Doch was tun diejenigen unseres Fachs, die der eigenen Arbeit die neuere Systemtheorie inklusive des Konzeptes der Autopoiese zugrunde legen? Sie würden die o.g. Konzepte möglicherweise so kommentieren: „Hier werden zwar auf der Sachebene Kompetenzen vermittelt, jedoch sind jegliche Beziehungsebenen konstruiert und entsprechen nicht den systemischen Zusammenhängen der jeweils eigenen Organisation des Teilnehmers. Aus systemtheoretischer Sicht ist dies nicht als effektiv zu bezeichnen. Auch gehen diese didaktischen Ansätze immer noch mehr oder weniger von einer kausalen Beeinflussbarkeit von Verhalten in Führungsbeziehungen aus – wenn Führung also „gut und richtig“ ausgeführt wird kommt auch das gewünschte Verhalten des Mitarbeiters heraus. Der Blick in die Unternehmen zeigt ein weitgehend anderes Bild. Doch was bleibt dann noch übrig für die Führungskräfteentwicklung? Was kann dann noch an Handfestem, Anwendbaren vermittelt werden? Oder ist dies das Ende einer Zunft von Führungskräfte- und Managementtrainern?

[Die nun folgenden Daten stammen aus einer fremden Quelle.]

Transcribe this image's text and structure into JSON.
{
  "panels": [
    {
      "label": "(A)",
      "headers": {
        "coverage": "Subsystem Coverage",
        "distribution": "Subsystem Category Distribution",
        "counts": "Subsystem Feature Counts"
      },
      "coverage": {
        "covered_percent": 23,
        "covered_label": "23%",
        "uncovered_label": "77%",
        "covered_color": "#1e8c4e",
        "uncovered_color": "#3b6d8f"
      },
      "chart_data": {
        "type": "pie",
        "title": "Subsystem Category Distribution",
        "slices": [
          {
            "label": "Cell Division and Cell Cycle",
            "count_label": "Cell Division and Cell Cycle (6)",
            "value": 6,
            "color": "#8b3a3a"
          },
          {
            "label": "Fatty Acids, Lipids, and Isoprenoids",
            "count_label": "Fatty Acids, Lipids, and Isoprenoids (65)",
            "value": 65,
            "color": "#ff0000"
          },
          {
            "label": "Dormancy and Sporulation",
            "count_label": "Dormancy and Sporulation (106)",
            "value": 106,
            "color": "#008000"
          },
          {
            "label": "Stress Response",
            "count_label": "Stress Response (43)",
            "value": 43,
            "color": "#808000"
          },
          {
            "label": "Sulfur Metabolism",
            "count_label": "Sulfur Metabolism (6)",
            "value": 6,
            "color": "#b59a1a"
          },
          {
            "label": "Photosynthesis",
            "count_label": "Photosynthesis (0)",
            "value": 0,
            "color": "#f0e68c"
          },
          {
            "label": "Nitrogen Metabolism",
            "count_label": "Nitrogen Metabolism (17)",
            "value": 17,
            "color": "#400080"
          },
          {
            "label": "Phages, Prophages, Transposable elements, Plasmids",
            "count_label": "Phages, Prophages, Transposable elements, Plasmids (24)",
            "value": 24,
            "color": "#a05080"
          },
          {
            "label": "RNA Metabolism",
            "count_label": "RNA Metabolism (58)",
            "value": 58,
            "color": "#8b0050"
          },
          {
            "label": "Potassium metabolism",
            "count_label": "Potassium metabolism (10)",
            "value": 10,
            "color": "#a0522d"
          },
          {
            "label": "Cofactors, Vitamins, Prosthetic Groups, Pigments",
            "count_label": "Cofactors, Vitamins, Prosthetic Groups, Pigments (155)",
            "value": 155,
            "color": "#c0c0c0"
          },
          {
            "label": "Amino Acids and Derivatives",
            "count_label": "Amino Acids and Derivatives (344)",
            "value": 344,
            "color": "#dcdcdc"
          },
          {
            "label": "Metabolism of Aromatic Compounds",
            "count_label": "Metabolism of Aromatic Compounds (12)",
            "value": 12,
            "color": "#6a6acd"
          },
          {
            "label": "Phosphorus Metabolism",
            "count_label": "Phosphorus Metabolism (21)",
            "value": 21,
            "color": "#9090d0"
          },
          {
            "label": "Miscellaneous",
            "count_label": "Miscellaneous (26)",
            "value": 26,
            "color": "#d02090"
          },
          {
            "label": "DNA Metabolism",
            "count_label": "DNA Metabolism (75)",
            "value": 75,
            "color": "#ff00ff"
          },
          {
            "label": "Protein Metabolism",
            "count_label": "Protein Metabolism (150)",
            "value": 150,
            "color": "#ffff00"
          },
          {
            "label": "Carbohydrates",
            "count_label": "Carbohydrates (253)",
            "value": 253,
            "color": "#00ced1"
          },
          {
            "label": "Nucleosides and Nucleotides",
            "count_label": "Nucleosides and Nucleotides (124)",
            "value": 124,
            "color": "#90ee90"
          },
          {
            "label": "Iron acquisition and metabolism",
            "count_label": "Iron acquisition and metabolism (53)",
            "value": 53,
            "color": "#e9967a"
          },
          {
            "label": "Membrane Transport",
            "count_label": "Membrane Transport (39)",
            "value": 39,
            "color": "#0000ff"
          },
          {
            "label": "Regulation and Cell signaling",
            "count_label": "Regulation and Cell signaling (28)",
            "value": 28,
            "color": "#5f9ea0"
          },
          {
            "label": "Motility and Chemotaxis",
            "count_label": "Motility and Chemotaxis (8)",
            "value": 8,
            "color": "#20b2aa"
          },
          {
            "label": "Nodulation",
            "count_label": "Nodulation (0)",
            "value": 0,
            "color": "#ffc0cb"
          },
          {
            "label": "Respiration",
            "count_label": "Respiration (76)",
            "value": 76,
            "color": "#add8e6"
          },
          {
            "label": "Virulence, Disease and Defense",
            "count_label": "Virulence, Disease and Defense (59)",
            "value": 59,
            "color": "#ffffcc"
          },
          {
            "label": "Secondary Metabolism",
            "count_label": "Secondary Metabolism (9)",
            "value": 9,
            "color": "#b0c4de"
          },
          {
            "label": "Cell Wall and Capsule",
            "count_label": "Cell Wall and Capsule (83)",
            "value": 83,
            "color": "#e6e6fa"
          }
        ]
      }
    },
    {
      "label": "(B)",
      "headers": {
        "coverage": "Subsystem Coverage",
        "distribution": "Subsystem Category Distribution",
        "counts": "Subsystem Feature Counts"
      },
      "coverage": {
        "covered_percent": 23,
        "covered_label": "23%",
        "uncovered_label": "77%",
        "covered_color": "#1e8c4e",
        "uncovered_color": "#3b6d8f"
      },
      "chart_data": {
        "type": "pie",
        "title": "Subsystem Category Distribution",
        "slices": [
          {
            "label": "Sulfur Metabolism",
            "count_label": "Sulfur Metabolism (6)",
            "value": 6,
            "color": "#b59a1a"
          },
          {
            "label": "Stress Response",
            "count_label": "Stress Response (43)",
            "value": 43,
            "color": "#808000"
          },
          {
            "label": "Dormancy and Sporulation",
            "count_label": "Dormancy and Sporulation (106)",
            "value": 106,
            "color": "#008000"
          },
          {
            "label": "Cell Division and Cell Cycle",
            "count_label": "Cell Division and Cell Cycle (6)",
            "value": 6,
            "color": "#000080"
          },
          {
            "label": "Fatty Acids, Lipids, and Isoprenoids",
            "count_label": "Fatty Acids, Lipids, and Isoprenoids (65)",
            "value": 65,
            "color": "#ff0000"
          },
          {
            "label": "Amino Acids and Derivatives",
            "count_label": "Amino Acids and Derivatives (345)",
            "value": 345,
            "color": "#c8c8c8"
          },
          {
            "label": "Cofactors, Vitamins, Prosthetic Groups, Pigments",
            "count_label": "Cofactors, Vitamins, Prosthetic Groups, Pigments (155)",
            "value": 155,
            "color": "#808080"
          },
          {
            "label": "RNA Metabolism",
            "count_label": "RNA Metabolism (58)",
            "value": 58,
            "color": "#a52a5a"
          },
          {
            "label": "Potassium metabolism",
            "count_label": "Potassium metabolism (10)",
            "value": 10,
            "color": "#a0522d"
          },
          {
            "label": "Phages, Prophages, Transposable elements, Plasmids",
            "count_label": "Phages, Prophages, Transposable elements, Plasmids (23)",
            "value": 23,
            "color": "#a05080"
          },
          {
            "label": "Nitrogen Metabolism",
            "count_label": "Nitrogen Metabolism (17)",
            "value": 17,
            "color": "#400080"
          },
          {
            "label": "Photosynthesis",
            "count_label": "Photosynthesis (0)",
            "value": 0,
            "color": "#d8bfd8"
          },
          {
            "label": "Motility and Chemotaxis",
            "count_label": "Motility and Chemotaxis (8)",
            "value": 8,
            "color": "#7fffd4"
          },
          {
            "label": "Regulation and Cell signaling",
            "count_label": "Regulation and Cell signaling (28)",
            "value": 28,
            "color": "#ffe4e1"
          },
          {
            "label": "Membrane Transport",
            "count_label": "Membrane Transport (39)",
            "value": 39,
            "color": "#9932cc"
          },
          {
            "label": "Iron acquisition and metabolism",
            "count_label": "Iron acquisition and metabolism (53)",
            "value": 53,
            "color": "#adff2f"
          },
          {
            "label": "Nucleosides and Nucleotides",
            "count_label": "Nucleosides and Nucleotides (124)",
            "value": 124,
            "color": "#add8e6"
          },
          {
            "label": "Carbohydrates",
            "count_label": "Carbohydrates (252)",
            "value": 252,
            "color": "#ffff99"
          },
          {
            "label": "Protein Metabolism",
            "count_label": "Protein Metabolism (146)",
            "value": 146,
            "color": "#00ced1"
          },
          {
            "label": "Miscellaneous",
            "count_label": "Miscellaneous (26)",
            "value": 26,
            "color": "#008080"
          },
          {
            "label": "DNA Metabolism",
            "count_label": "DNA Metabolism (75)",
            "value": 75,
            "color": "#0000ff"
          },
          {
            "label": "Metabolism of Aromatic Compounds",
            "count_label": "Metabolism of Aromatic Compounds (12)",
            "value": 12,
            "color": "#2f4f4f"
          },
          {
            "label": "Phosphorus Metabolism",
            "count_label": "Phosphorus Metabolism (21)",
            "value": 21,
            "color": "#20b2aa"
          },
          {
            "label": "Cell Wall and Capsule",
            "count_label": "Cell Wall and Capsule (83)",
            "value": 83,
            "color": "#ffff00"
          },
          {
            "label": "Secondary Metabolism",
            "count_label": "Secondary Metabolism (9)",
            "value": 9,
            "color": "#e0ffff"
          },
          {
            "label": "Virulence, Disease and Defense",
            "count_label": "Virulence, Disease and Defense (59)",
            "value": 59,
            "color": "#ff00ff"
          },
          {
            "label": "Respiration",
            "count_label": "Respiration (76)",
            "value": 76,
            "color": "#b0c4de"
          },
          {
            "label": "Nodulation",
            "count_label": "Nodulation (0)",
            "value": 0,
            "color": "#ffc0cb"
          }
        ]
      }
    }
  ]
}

Fragen wir anders herum: Was wären die Eckpfeiler einer konsequent systemischen Führungskräfteentwicklung? Nun, zunächst würde sie nicht nur (aber immer noch auch)die Entwicklung von Führungskräften fokussieren, sondern hätte die Entwicklung der Funktion Führung im Unternehmen im Blick. Sie würde fragen: Für welches aktuelle und für welche zukünftigen Probleme/Herausforderungen des jeweiligen Unternehmens ist Führung die Lösung? Wenn dies hinreichend beantwortet ist, dann macht Führungsentwicklung Sinn, dann hat sie ein Ziel, das auf mehreren Ebenen verfolgt werden kann, dann bekommt sie die Kraft, die weiter reicht als nur bis zum Schlussapplaus der Workshopreihe. Führungsentwicklung bedeutet dann eine unternehmerische Investition in die Steuerbarkeit des Unternehmens und in die rasche Antwortfähigkeit auf die komplexen Anforderungen des heutigen Wirtschaftgeschehens.

Soll eine Führungs(kräfte)entwicklung also systemisch durchgeführt werden, muss sie ein Konglomerat an Maßnahmen beinhalten, welche die verschiedenen Systemebenen und Einflussfaktoren in ein ganzheitliches, jedoch variables System integriert. Die systemtheoretische Perspektive hat also ein Trainingsprogramm für die Gesamtorganisation im Blick, in welchem neben Sachkenntnis vermittelnden Seminaren die Einpflanzung einer auf systemtheoretischem Fundament errichteten Gesprächskultur erfolgen sollte.  Neben regelmäßigen formellen und informellen Gesprächen muss hier besonders die gemeinsame Sinnfindung, Konfliktlösung, sowie das Geben von Feedback thematisiert werden. Bei einer systemischen Führungskräfteentwicklung müssen also alle Maßnahmen zur progressiven Steuerbarkeit einer Organisation alle Systemebenen umfassen und es muss dementsprechend vernetzt, ganzheitlich (soweit wie möglich und nötig) und nach einem Mehrebenenansatz vorgegangen werden. Das ist nicht gerade einfacher und weniger kompliziert, wird aber eben gerade dadurch der komplexen Wirklichkeit von Unternehmen gerecht.